La lievitazione prosegue poi anche in forno, ma fino a un certo punto. Infatti mentre la torta o il panettone crescono la loro struttura allo stesso tempo si irrigidisce. Le bolle di anidride si espandono verso l’alto e verso i lati, finché non incontrano dei bordi della teglia o della guepiere del panettone, e proseguono la loro corsa verticalmente fino a quando non è la formazione della crosta a bloccarle.
L’azione del tempo
Arriviamo qui al punto fondamentale di questo approfondimento: quanto più è lunga la lievitazione tanto migliore sarà il dolce? Per assurdo una lievitazione infinita potrebbe portare a un dolce infinitamente buono?
La risposta è no, e non solo per l’impossibilità di riprodurre un esperimento del genere.
Già nel paragrafo precedente abbiamo spiegato che anche la lavorazione manuale svolge un ruolo nella lievitazione dell’impasto. Ma un bravo pasticcere sa quando è il momento di smettere: non quando è stanco, ma quando arriva al punto in cui le bolle di anidride si espandono fino a fuoriuscire invertendo il processo. Questo fenomeno è visibile già quando prepariamo in casa la pasta per la pizza e vediamo formarsi sulla superficie esterna delle bolle che scoppiettano. Potrà sembrare divertente, ma è il segnale che siamo arrivati al traguardo del nostro lavoro.

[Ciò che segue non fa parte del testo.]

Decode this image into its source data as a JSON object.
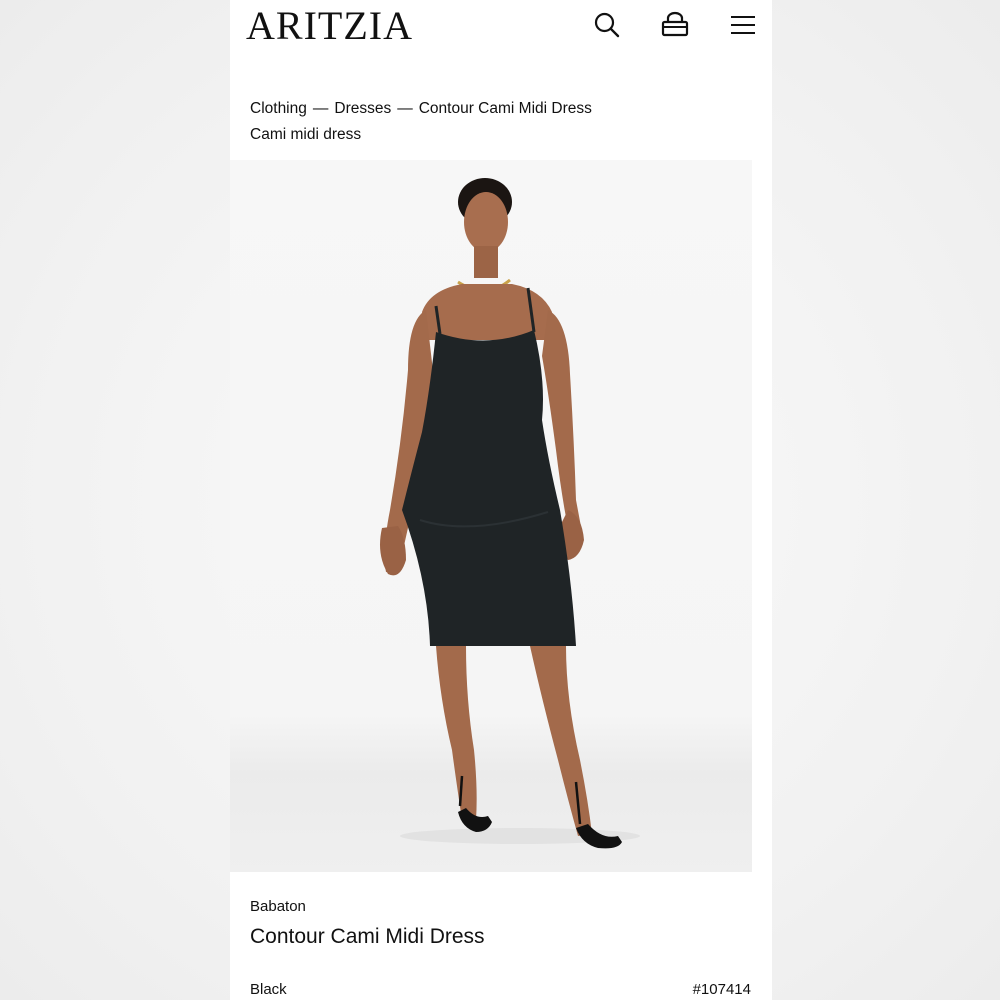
{
  "header": {
    "logo": "ARITZIA",
    "icons": [
      "search-icon",
      "bag-icon",
      "menu-icon"
    ]
  },
  "breadcrumb": {
    "items": [
      "Clothing",
      "Dresses",
      "Contour Cami Midi Dress"
    ],
    "separator": "—"
  },
  "subtitle": "Cami midi dress",
  "product": {
    "brand": "Babaton",
    "name": "Contour Cami Midi Dress",
    "color": "Black",
    "sku": "#107414"
  },
  "colors": {
    "text": "#111111",
    "background": "#ffffff",
    "dress": "#1f2426"
  }
}
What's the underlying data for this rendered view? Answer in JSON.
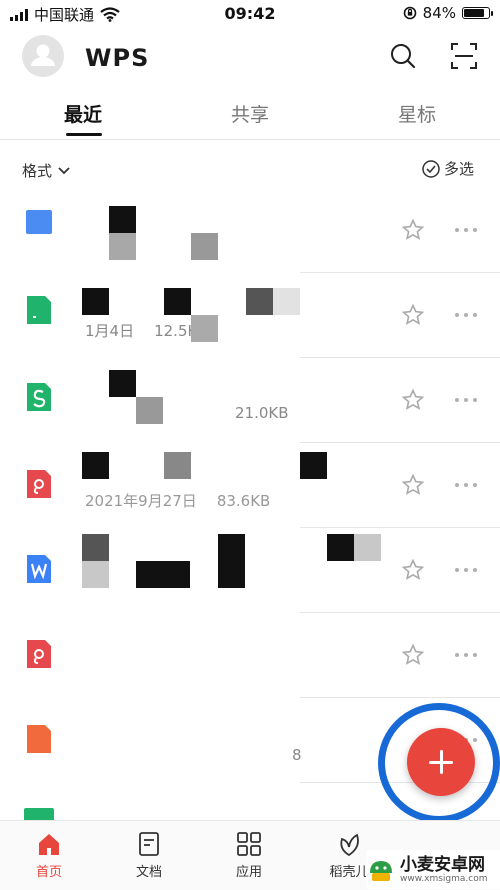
{
  "status_bar": {
    "carrier": "中国联通",
    "time": "09:42",
    "battery": "84%"
  },
  "header": {
    "logo": "WPS",
    "icons": [
      "search-icon",
      "scan-icon"
    ]
  },
  "tabs": [
    {
      "label": "最近",
      "active": true
    },
    {
      "label": "共享",
      "active": false
    },
    {
      "label": "星标",
      "active": false
    }
  ],
  "list_header": {
    "format_filter": "格式",
    "multiselect": "多选"
  },
  "files": [
    {
      "type": "doc",
      "color": "#4a8cf1",
      "name": "",
      "date": "",
      "size": "",
      "starred": false
    },
    {
      "type": "sheet",
      "color": "#1fb36b",
      "name": "",
      "date": "1月4日",
      "size": "12.5KB",
      "starred": false
    },
    {
      "type": "slides",
      "color": "#1fb36b",
      "name": "",
      "date": "",
      "size": "21.0KB",
      "starred": false
    },
    {
      "type": "pdf",
      "color": "#e5484d",
      "name": "",
      "date": "2021年9月27日",
      "size": "83.6KB",
      "starred": false
    },
    {
      "type": "word",
      "color": "#3b82f6",
      "name": "",
      "date": "",
      "size": "",
      "starred": false
    },
    {
      "type": "pdf",
      "color": "#e5484d",
      "name": "",
      "date": "",
      "size": "",
      "starred": false
    },
    {
      "type": "ppt",
      "color": "#f06a3b",
      "name": "",
      "date": "",
      "size": "8",
      "starred": false
    }
  ],
  "fab": {
    "icon": "plus-icon",
    "color": "#e8453c"
  },
  "bottom_nav": [
    {
      "label": "首页",
      "icon": "home-icon",
      "active": true
    },
    {
      "label": "文档",
      "icon": "document-icon",
      "active": false
    },
    {
      "label": "应用",
      "icon": "apps-icon",
      "active": false
    },
    {
      "label": "稻壳儿",
      "icon": "leaf-icon",
      "active": false
    }
  ],
  "watermark": {
    "text": "小麦安卓网",
    "url": "www.xmsigma.com"
  }
}
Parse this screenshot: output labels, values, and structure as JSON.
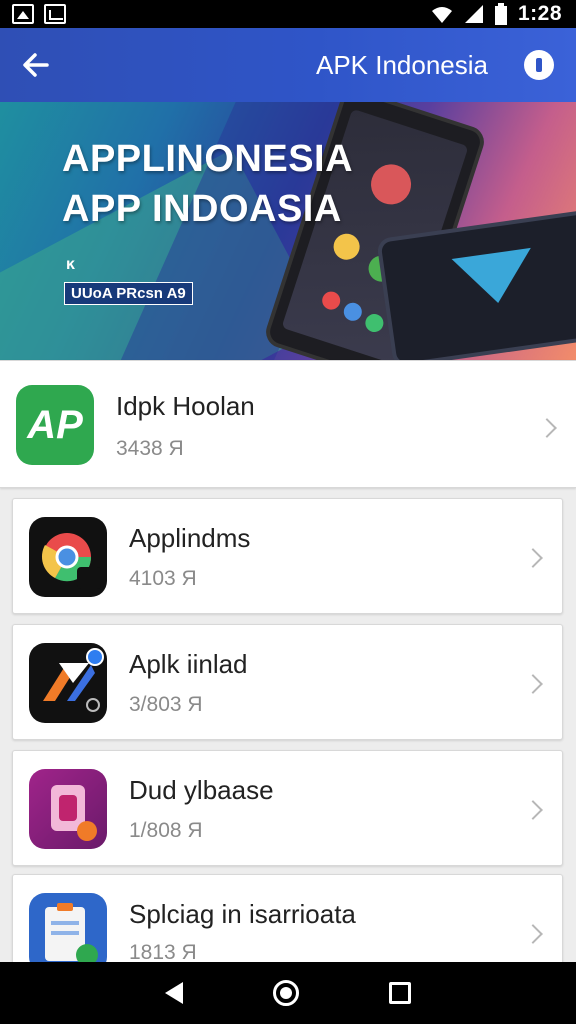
{
  "status_bar": {
    "time": "1:28"
  },
  "header": {
    "title": "APK Indonesia"
  },
  "banner": {
    "title_line1": "APPLINONESIA",
    "title_line2": "APP INDOASIA",
    "small_label": "ĸ",
    "tag": "UUoA PRcsn A9"
  },
  "apps": [
    {
      "name": "Idpk Hoolan",
      "subtitle": "3438 Я",
      "icon_text": "AP",
      "icon_color": "#2fa84f"
    },
    {
      "name": "Applindms",
      "subtitle": "4103 Я",
      "icon_text": "",
      "icon_color": "#111111"
    },
    {
      "name": "Aplk iinlad",
      "subtitle": "3/803 Я",
      "icon_text": "",
      "icon_color": "#1a1a2e"
    },
    {
      "name": "Dud ylbaase",
      "subtitle": "1/808 Я",
      "icon_text": "",
      "icon_color": "#8a1a7a"
    },
    {
      "name": "Splciag in isarrioata",
      "subtitle": "1813 Я",
      "icon_text": "",
      "icon_color": "#2e67c9"
    }
  ],
  "colors": {
    "header": "#2f55c8",
    "accent_green": "#2fa84f"
  }
}
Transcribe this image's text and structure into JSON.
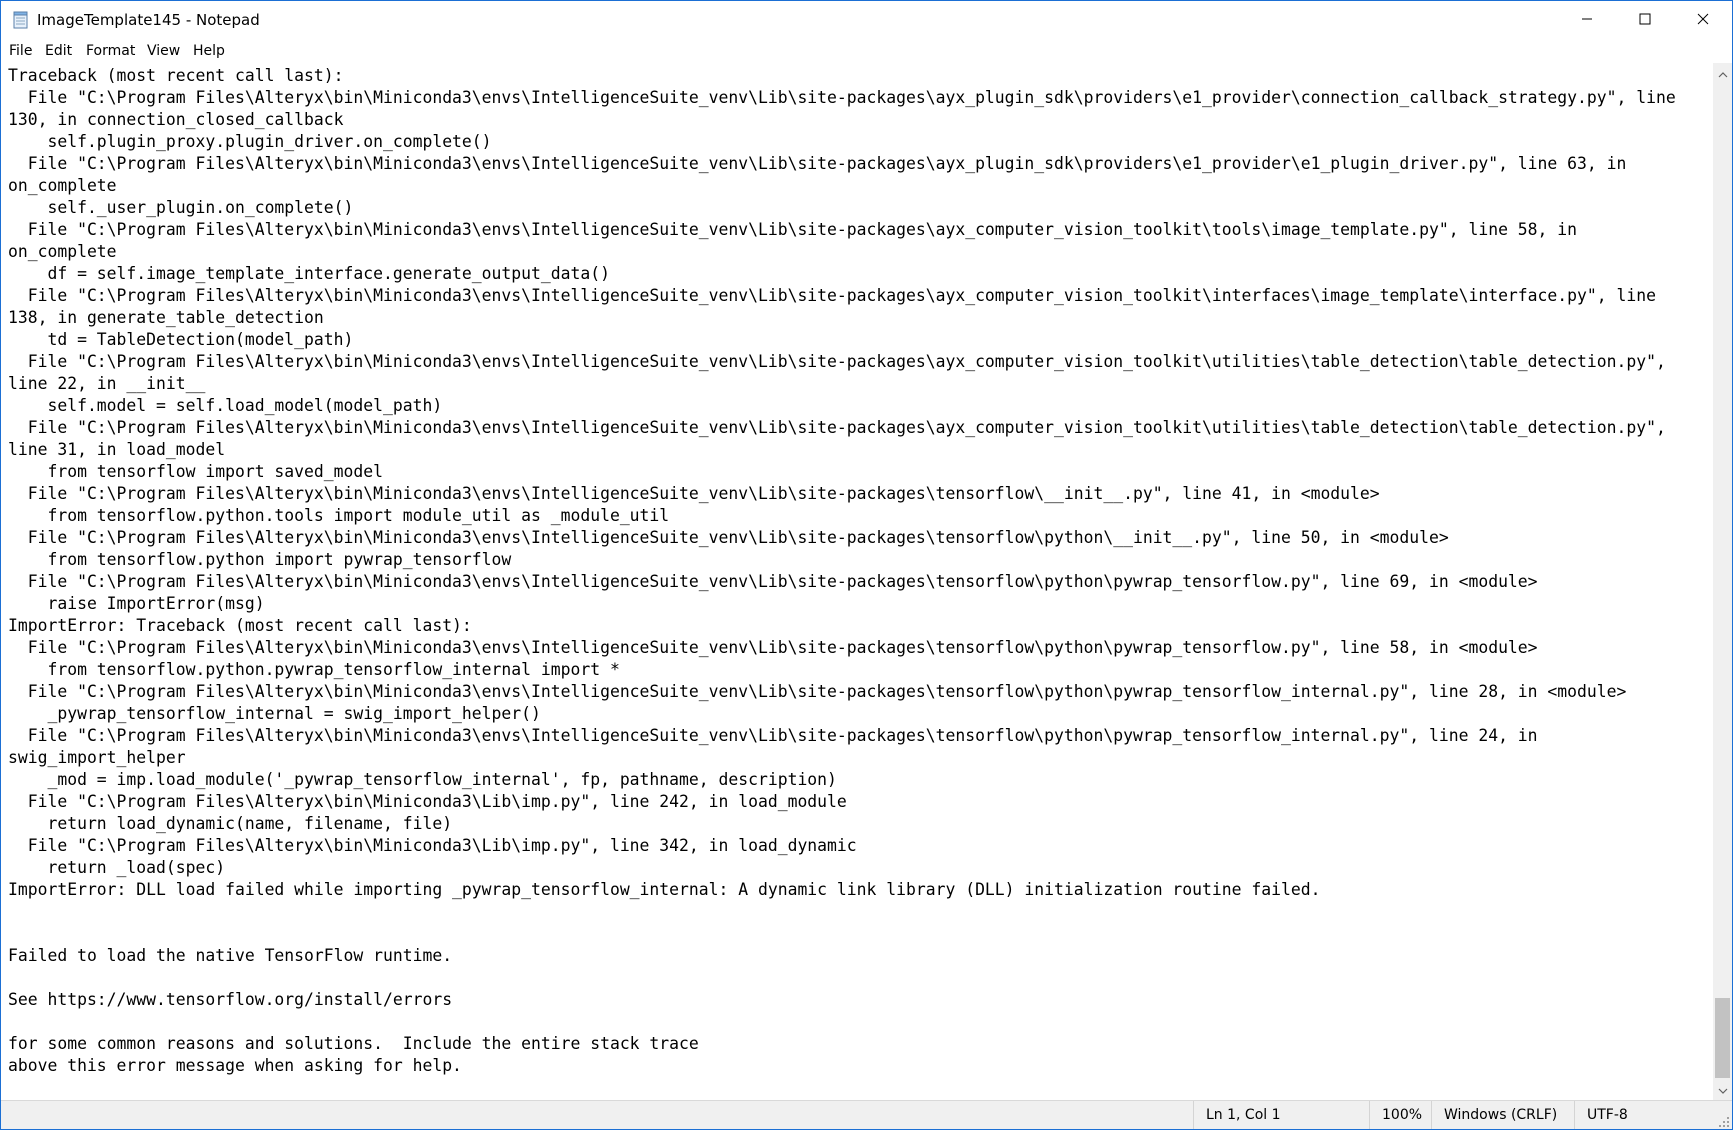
{
  "window": {
    "title": "ImageTemplate145 - Notepad"
  },
  "menu": {
    "items": [
      "File",
      "Edit",
      "Format",
      "View",
      "Help"
    ]
  },
  "editor": {
    "lines": [
      "Traceback (most recent call last):",
      "  File \"C:\\Program Files\\Alteryx\\bin\\Miniconda3\\envs\\IntelligenceSuite_venv\\Lib\\site-packages\\ayx_plugin_sdk\\providers\\e1_provider\\connection_callback_strategy.py\", line",
      "130, in connection_closed_callback",
      "    self.plugin_proxy.plugin_driver.on_complete()",
      "  File \"C:\\Program Files\\Alteryx\\bin\\Miniconda3\\envs\\IntelligenceSuite_venv\\Lib\\site-packages\\ayx_plugin_sdk\\providers\\e1_provider\\e1_plugin_driver.py\", line 63, in",
      "on_complete",
      "    self._user_plugin.on_complete()",
      "  File \"C:\\Program Files\\Alteryx\\bin\\Miniconda3\\envs\\IntelligenceSuite_venv\\Lib\\site-packages\\ayx_computer_vision_toolkit\\tools\\image_template.py\", line 58, in",
      "on_complete",
      "    df = self.image_template_interface.generate_output_data()",
      "  File \"C:\\Program Files\\Alteryx\\bin\\Miniconda3\\envs\\IntelligenceSuite_venv\\Lib\\site-packages\\ayx_computer_vision_toolkit\\interfaces\\image_template\\interface.py\", line",
      "138, in generate_table_detection",
      "    td = TableDetection(model_path)",
      "  File \"C:\\Program Files\\Alteryx\\bin\\Miniconda3\\envs\\IntelligenceSuite_venv\\Lib\\site-packages\\ayx_computer_vision_toolkit\\utilities\\table_detection\\table_detection.py\",",
      "line 22, in __init__",
      "    self.model = self.load_model(model_path)",
      "  File \"C:\\Program Files\\Alteryx\\bin\\Miniconda3\\envs\\IntelligenceSuite_venv\\Lib\\site-packages\\ayx_computer_vision_toolkit\\utilities\\table_detection\\table_detection.py\",",
      "line 31, in load_model",
      "    from tensorflow import saved_model",
      "  File \"C:\\Program Files\\Alteryx\\bin\\Miniconda3\\envs\\IntelligenceSuite_venv\\Lib\\site-packages\\tensorflow\\__init__.py\", line 41, in <module>",
      "    from tensorflow.python.tools import module_util as _module_util",
      "  File \"C:\\Program Files\\Alteryx\\bin\\Miniconda3\\envs\\IntelligenceSuite_venv\\Lib\\site-packages\\tensorflow\\python\\__init__.py\", line 50, in <module>",
      "    from tensorflow.python import pywrap_tensorflow",
      "  File \"C:\\Program Files\\Alteryx\\bin\\Miniconda3\\envs\\IntelligenceSuite_venv\\Lib\\site-packages\\tensorflow\\python\\pywrap_tensorflow.py\", line 69, in <module>",
      "    raise ImportError(msg)",
      "ImportError: Traceback (most recent call last):",
      "  File \"C:\\Program Files\\Alteryx\\bin\\Miniconda3\\envs\\IntelligenceSuite_venv\\Lib\\site-packages\\tensorflow\\python\\pywrap_tensorflow.py\", line 58, in <module>",
      "    from tensorflow.python.pywrap_tensorflow_internal import *",
      "  File \"C:\\Program Files\\Alteryx\\bin\\Miniconda3\\envs\\IntelligenceSuite_venv\\Lib\\site-packages\\tensorflow\\python\\pywrap_tensorflow_internal.py\", line 28, in <module>",
      "    _pywrap_tensorflow_internal = swig_import_helper()",
      "  File \"C:\\Program Files\\Alteryx\\bin\\Miniconda3\\envs\\IntelligenceSuite_venv\\Lib\\site-packages\\tensorflow\\python\\pywrap_tensorflow_internal.py\", line 24, in",
      "swig_import_helper",
      "    _mod = imp.load_module('_pywrap_tensorflow_internal', fp, pathname, description)",
      "  File \"C:\\Program Files\\Alteryx\\bin\\Miniconda3\\Lib\\imp.py\", line 242, in load_module",
      "    return load_dynamic(name, filename, file)",
      "  File \"C:\\Program Files\\Alteryx\\bin\\Miniconda3\\Lib\\imp.py\", line 342, in load_dynamic",
      "    return _load(spec)",
      "ImportError: DLL load failed while importing _pywrap_tensorflow_internal: A dynamic link library (DLL) initialization routine failed.",
      "",
      "",
      "Failed to load the native TensorFlow runtime.",
      "",
      "See https://www.tensorflow.org/install/errors",
      "",
      "for some common reasons and solutions.  Include the entire stack trace",
      "above this error message when asking for help."
    ]
  },
  "status": {
    "position": "Ln 1, Col 1",
    "zoom": "100%",
    "line_ending": "Windows (CRLF)",
    "encoding": "UTF-8"
  },
  "icons": {
    "app": "notepad-icon",
    "minimize": "minimize-icon",
    "maximize": "maximize-icon",
    "close": "close-icon",
    "scroll_up": "chevron-up-icon",
    "scroll_down": "chevron-down-icon",
    "resize_grip": "resize-grip-icon"
  },
  "colors": {
    "accent_border": "#1b6fd4",
    "statusbar_bg": "#f0f0f0",
    "scroll_thumb": "#c2c2c2"
  }
}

La fuga dell’anidride carbonica è accelerata dalla violenza delle mani ma avviene lo stesso, anche se in forma meno visibile, a causa del tempo. Nel forno è la crosta a trattenere le bolle di gas, ed anche questa resiste fino a un certo punto come dimostrano le fratture che compaiono in cima alle torte cotte troppo a lungo.
Ma anche a crudo la superficie dell’impasto tende a rompersi sotto le sollecitazioni del gas. Un’eccessiva durata della lievitazione si rivela così controproducente e porterebbe alla perdita di quella morbidezza conquistata in poche ore se non si creasse un impasto tanto forte da trattenere l’anidride. Il sistema c’è, e consiste nell’aggiungere degli additivi. Uno di questi si chiama glutine e sappiamo a cosa ci abbia portato il suo impiego irragionevole.
Un ottimo panettone può essere preparato con una prima lievitazione di 14 ore, seguita da una nuova lavorazione dell’impasto e da una seconda lievitazione di 8 ore. Anche se quello che avviene all’interno dell’impasto in queste tre diverse fasi non è assimilabile si potrebbe parlare di poco più 22 ore, la metà dei record annunciati dalle grandi industrie dolciarie.